Baca berita tanpa iklan. Gabung Kompas.com+

Yungyung, Desainer Dunia yang Berguru dari Buku dan Pengalaman...

Kompas.com - 26/11/2017, 12:00 WIB
Kahfi Dirga Cahya

Penulis

Saat ide kreatif muncul, Yungyung bukan tipikal yang menunda pekerjaan. Dia mengaku akan langsung mengerjakan. Dia mengibaratkan, merancang sebuah desain bak sedang membubuhi tanda tangan.

“Kalau kamu tanda tangan aja deh, tiba-tiba eh berhenti, nyambung lagi enak enggak? Itulah jiwa."

"Itulah detik di mana saat kamu kerjakan itu dengan yang lain tidak akan sama. Itu feel. Itu yang aku bilang berikan jiwa dan nyawa pada apa yang kamu gambar dan kerjakan,” kata dia.

Oleh karena itu, saat bekerja, Yungyung kerap tak mengenal waktu. Selagi masih kuat, maka akan tetap diteruskan pekerjaannya.

Tak membatasi bahan

Soal bahan baku, Yungyung tak pernah menilai dari murah atau mahal. Tak sedikit karyanya berasal dari bahan-bahan yang bisa disebut anti-mainstream: Mulai dari ijuk, kertas hingga tali rafia.

Nah untuk tali rafia, karyanya pun tetap menawan dan berprestasi. Terbukti dengan membawa tiga piala dari kompetisi desain dunia World of WeareableArt (WOW), Wellington, Selandia Baru pada tahun 2017.

Dia menyisihkan 104 karya finalis dari 122 desainer yang berasal dari 13 negara untuk memperebutkan 37 piala.

Penghargaan pertama dari karyanya yang dinamakan Cosmos—meraih juara pertama unuk kategori Avant-Garde yang memenangi Section Award untuk karyanya, Cosmos.

Dua penghargaan lain untuk karyanya, Encapsulate—yakni juara pertama kategori Open yang memenangi Section Award dan juara umum yang memenangkan The Supreme WOW Award.

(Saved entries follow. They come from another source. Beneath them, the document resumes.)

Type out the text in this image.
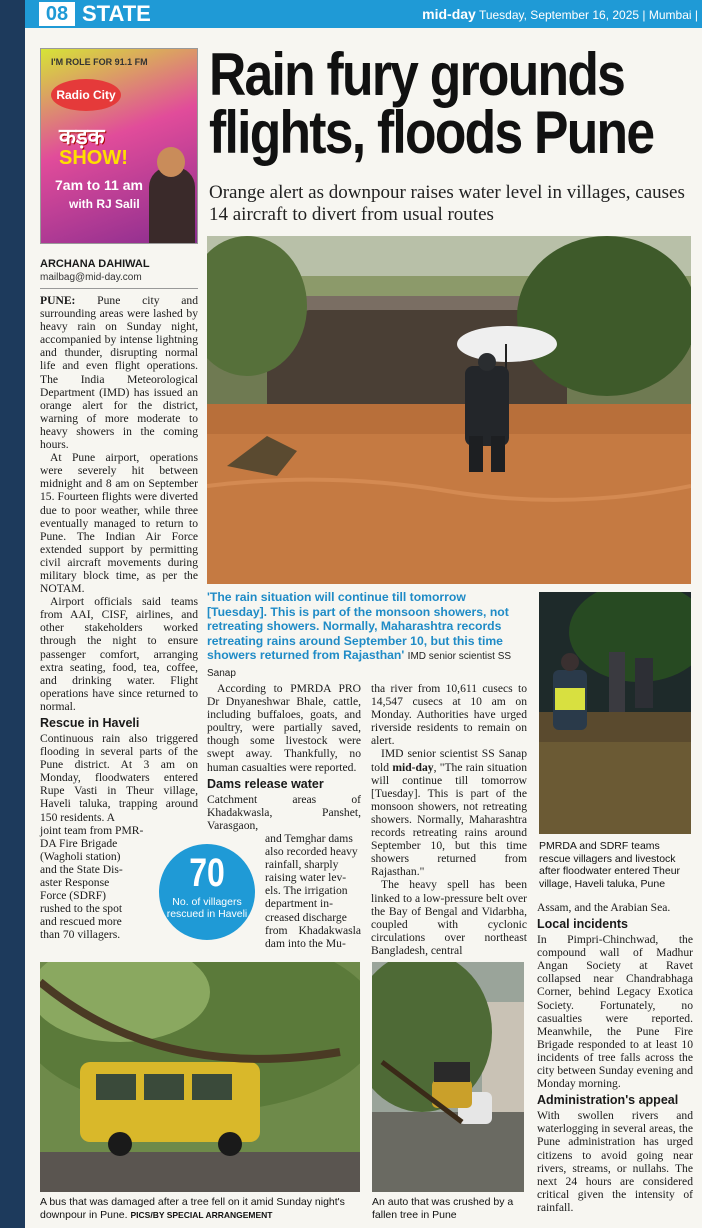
08 STATE	mid-day Tuesday, September 16, 2025 | Mumbai |
I'M ROLE FOR 91.1 FM
Radio City
कड़क
SHOW!
7am to 11 am
with RJ Salil
Rain fury grounds
flights, floods Pune
Orange alert as downpour raises water level in villages, causes 14 aircraft to divert from usual routes
ARCHANA DAHIWAL
mailbag@mid-day.com

PUNE: Pune city and surrounding areas were lashed by heavy rain on Sunday night, accompanied by intense lightning and thunder, disrupting normal life and even flight operations. The India Meteorological Department (IMD) has issued an orange alert for the district, warning of more moderate to heavy showers in the coming hours.

At Pune airport, operations were severely hit between midnight and 8 am on September 15. Fourteen flights were diverted due to poor weather, while three eventually managed to return to Pune. The Indian Air Force extended support by permitting civil aircraft movements during military block time, as per the NOTAM.

Airport officials said teams from AAI, CISF, airlines, and other stakeholders worked through the night to ensure passenger comfort, arranging extra seating, food, tea, coffee, and drinking water. Flight operations have since returned to normal.

Rescue in Haveli

Continuous rain also triggered flooding in several parts of the Pune district. At 3 am on Monday, floodwaters entered Rupe Vasti in Theur village, Haveli taluka, trapping around 150 residents. A

joint team from PMR-
DA Fire Brigade
(Wagholi station)
and the State Dis-
aster Response
Force (SDRF)
rushed to the spot
and rescued more
than 70 villagers.
'The rain situation will continue till tomorrow [Tuesday]. This is part of the monsoon showers, not retreating showers. Normally, Maharashtra records retreating rains around September 10, but this time showers returned from Rajasthan' IMD senior scientist SS Sanap

According to PMRDA PRO Dr Dnyaneshwar Bhale, cattle, including buffaloes, goats, and poultry, were partially saved, though some livestock were swept away. Thankfully, no human casualties were reported.

Dams release water

Catchment areas of Khadakwasla, Panshet, Varasgaon,

and Temghar dams
also recorded heavy
rainfall, sharply
raising water lev-
els. The irrigation
department in-
creased discharge

from Khadakwasla dam into the Mu-

70
No. of villagers rescued in Haveli

tha river from 10,611 cusecs to 14,547 cusecs at 10 am on Monday. Authorities have urged riverside residents to remain on alert.

IMD senior scientist SS Sanap told mid-day, "The rain situation will continue till tomorrow [Tuesday]. This is part of the monsoon showers, not retreating showers. Normally, Maharashtra records retreating rains around September 10, but this time showers returned from Rajasthan."

The heavy spell has been linked to a low-pressure belt over the Bay of Bengal and Vidarbha, coupled with cyclonic circulations over northeast Bangladesh, central

PMRDA and SDRF teams rescue villagers and livestock after floodwater entered Theur village, Haveli taluka, Pune

Assam, and the Arabian Sea.

Local incidents

In Pimpri-Chinchwad, the compound wall of Madhur Angan Society at Ravet collapsed near Chandrabhaga Corner, behind Legacy Exotica Society. Fortunately, no casualties were reported. Meanwhile, the Pune Fire Brigade responded to at least 10 incidents of tree falls across the city between Sunday evening and Monday morning.

Administration's appeal

With swollen rivers and waterlogging in several areas, the Pune administration has urged citizens to avoid going near rivers, streams, or nullahs. The next 24 hours are considered critical given the intensity of rainfall.

A bus that was damaged after a tree fell on it amid Sunday night's downpour in Pune. PICS/BY SPECIAL ARRANGEMENT
An auto that was crushed by a fallen tree in Pune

“Saya bebaskan lebih dalam lagi, lebih jauh lagi. Karena saya melepaskan diri saya menjadi lebih ke seni,” kata dia.

Dia pun berprinsip menarik tak selalu harus ramai, namun terlihat simpel pun bukan pekerjaan mudah. Simpel termasuk susah, karena harus licin, rapi, dan mulus.

Kendati demikian, Yungyung menantang diri untuk membuat sebuah kemajuan, salah satunya dengan menggabungkan unsur rancang busana dengan teknologi.

Dia menyebut teknologi ini bukan mesin, melainkan rancang aksesoris yang berteknologi, seperti mengombinasikan dengan LED atau tiga serta empat dimensi.

“Jadi mau lari ke teknologi, tapi masih ada budaya Indonesia dan unsur pekerjaan tangan. Futuristik, tapi masih satu garis dengan Rinaldy,” katanya. (Bersambung...).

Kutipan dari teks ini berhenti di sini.